Droits de l’homme

En guise de testament, Zeid Ra’ad al-Hussein martèle l’universalité des droits de l’homme

Pour son dernier discours, à deux mois et demi de la fin de son mandat de haut-commissaire aux droits de l’homme, le Jordanien a fustigé la médiocrité des Etats membres qui ne défendent que leurs intérêts et mis en garde contre le nationalisme

La salle lui a réservé une standing ovation, mais avec des applaudissements plutôt modérés. Pour son discours testament, le haut-commissaire des Nations unies aux droits de l’homme Zeid Ra’ad al-Hussein a défendu avec conviction les Nations unies à un moment où les droits humains sont assaillis de toutes parts.

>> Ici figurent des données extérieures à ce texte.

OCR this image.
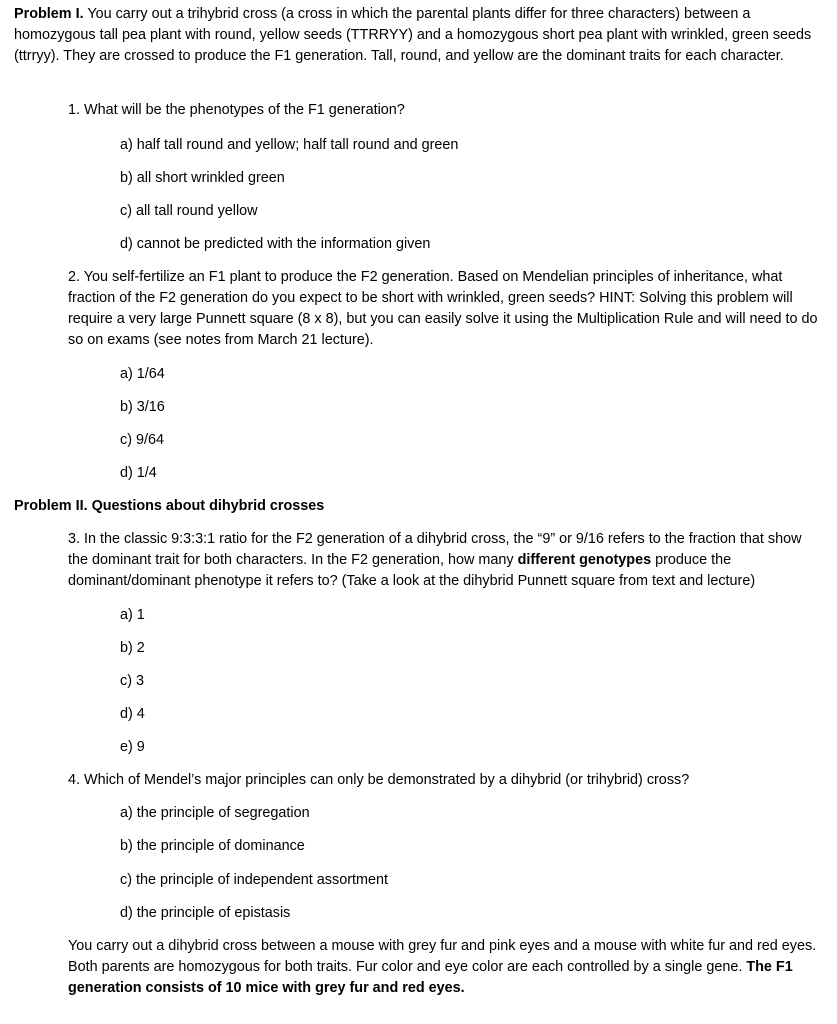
Problem I. You carry out a trihybrid cross (a cross in which the parental plants differ for three characters) between a homozygous tall pea plant with round, yellow seeds (TTRRYY) and a homozygous short pea plant with wrinkled, green seeds (ttrryy). They are crossed to produce the F1 generation. Tall, round, and yellow are the dominant traits for each character.

1. What will be the phenotypes of the F1 generation?

a) half tall round and yellow; half tall round and green
b) all short wrinkled green
c) all tall round yellow
d) cannot be predicted with the information given

2. You self-fertilize an F1 plant to produce the F2 generation. Based on Mendelian principles of inheritance, what fraction of the F2 generation do you expect to be short with wrinkled, green seeds? HINT: Solving this problem will require a very large Punnett square (8 x 8), but you can easily solve it using the Multiplication Rule and will need to do so on exams (see notes from March 21 lecture).

a) 1/64
b) 3/16
c) 9/64
d) 1/4
Problem II. Questions about dihybrid crosses

3. In the classic 9:3:3:1 ratio for the F2 generation of a dihybrid cross, the “9” or 9/16 refers to the fraction that show the dominant trait for both characters. In the F2 generation, how many different genotypes produce the dominant/dominant phenotype it refers to? (Take a look at the dihybrid Punnett square from text and lecture)

a) 1
b) 2
c) 3
d) 4
e) 9

4. Which of Mendel’s major principles can only be demonstrated by a dihybrid (or trihybrid) cross?

a) the principle of segregation
b) the principle of dominance
c) the principle of independent assortment
d) the principle of epistasis

You carry out a dihybrid cross between a mouse with grey fur and pink eyes and a mouse with white fur and red eyes. Both parents are homozygous for both traits. Fur color and eye color are each controlled by a single gene. The F1 generation consists of 10 mice with grey fur and red eyes.
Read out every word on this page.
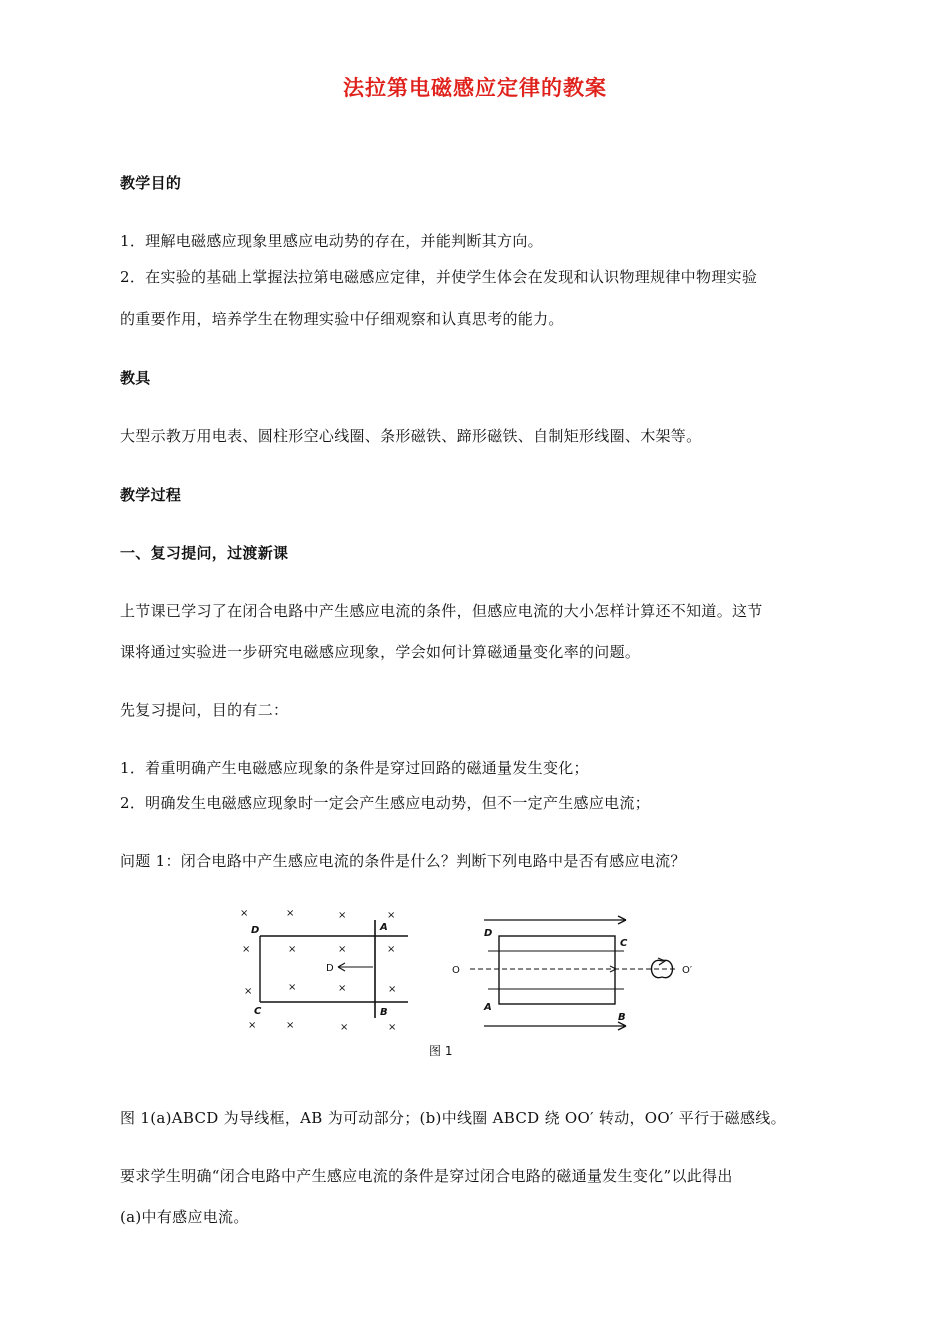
法拉第电磁感应定律的教案
教学目的
1．理解电磁感应现象里感应电动势的存在，并能判断其方向。
2．在实验的基础上掌握法拉第电磁感应定律，并使学生体会在发现和认识物理规律中物理实验
的重要作用，培养学生在物理实验中仔细观察和认真思考的能力。
教具
大型示教万用电表、圆柱形空心线圈、条形磁铁、蹄形磁铁、自制矩形线圈、木架等。
教学过程
一、复习提问，过渡新课
上节课已学习了在闭合电路中产生感应电流的条件，但感应电流的大小怎样计算还不知道。这节
课将通过实验进一步研究电磁感应现象，学会如何计算磁通量变化率的问题。
先复习提问，目的有二：
1．着重明确产生电磁感应现象的条件是穿过回路的磁通量发生变化；
2．明确发生电磁感应现象时一定会产生感应电动势，但不一定产生感应电流；
问题 1：闭合电路中产生感应电流的条件是什么？判断下列电路中是否有感应电流？
×	×	×	×
×	×	×	×
×	×	×	×
×	×	×	×
D	A
C	B
D	O	O′
D
C
A
B
图 1
图 1(a)ABCD 为导线框，AB 为可动部分；(b)中线圈 ABCD 绕 OO′ 转动，OO′ 平行于磁感线。
要求学生明确“闭合电路中产生感应电流的条件是穿过闭合电路的磁通量发生变化”以此得出
(a)中有感应电流。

Se référant à un responsable onusien qui prétendait que les droits de l’homme ne sont pas universels et qu’ils ne sont que l’expression de «l’imagination occidentale», il a réfuté avec véhémence cette thèse, rappelant que les Nations unies elles-mêmes étaient l’expression de cet universalisme et que la Déclaration universelle des droits de l’homme est «le document le plus traduit dans le monde». Si des Etats sont aussi critiques du manque d’universalité de l’ONU et des droits fondamentaux, «pourquoi ne se sont-ils pas retirés des Nations unies»?

A lire: Gros enjeux autour de la succession de Zeid Ra’ad al-Hussein

Zeid Ra’ad al-Hussein a aussi voulu démonter un mythe: L’ONU n’est que le reflet de ce qui se passe sur la scène internationale. Elle peut être tantôt grande, tantôt pathétique. «J’ai compris que notre mémoire est faible, que pour certaines personnes l’Histoire n’importe que si elle peut être utilisée à des fins politiques. Ces gens ne la voient pas comme un service rendu à une meilleure compréhension de l’humanité.»

Nationalisme et chauvinisme, forces «destructrices»

Le haut-commissaire aux droits de l’homme a mis en garde contre les démons du passé, le nationalisme et le chauvinisme, des «forces parmi les plus destructrices» qui menacent le monde et auxquels recourent des leaders «impitoyables». Il a interpellé les représentants des Etats membres, se demandant pourquoi l’ONU restait aussi «silencieuse» face au retour du nationalisme. Car pour lui, ce n’est qu’en s’opposant au nationalisme que la paix est possible.

Il a adressé une critique au vitriol à l’encontre de ces «nombreux gouvernements» qui se battent pour leurs intérêts étroits, exploitant ce qu’ils peuvent retirer de l’ONU politiquement sans toutefois investir quoi que ce soit pour en assurer le succès. «La voix collective de l’ONU doit être forte et basée sur des principes et non faible et larmoyante.» Le Jordanien, dont le mandat arrive à terme à la fin août, tire la sonnette d’alarme: «Près de 40 Etats n’ont eu la visite d’aucun rapporteur spécial au cours des cinq dernières années malgré des requêtes.»

Dans un long discours, Zeid Ra’ad al-Hussein s’est dit très inquiet au sujet d’un projet de loi présenté au parlement hongrois le mois dernier qui «criminaliserait la surveillance des droits de l’homme aux frontières et à l’intérieur du territoire national». Il a fustigé aussi la politique récemment mise en œuvre par l’administration de Donald Trump qui a mené à la séparation de quelque 2000 enfants de leurs parents à la frontière américaine alors qu’ils fuyaient les violences d’Amérique centrale. «L’Association américaine de pédiatrie, a-t-il déclaré, a estimé que cette pratique cruelle d’abus autorisés par les autorités américaines peut causer des dégâts irréparables et des conséquences à vie» pour ces enfants.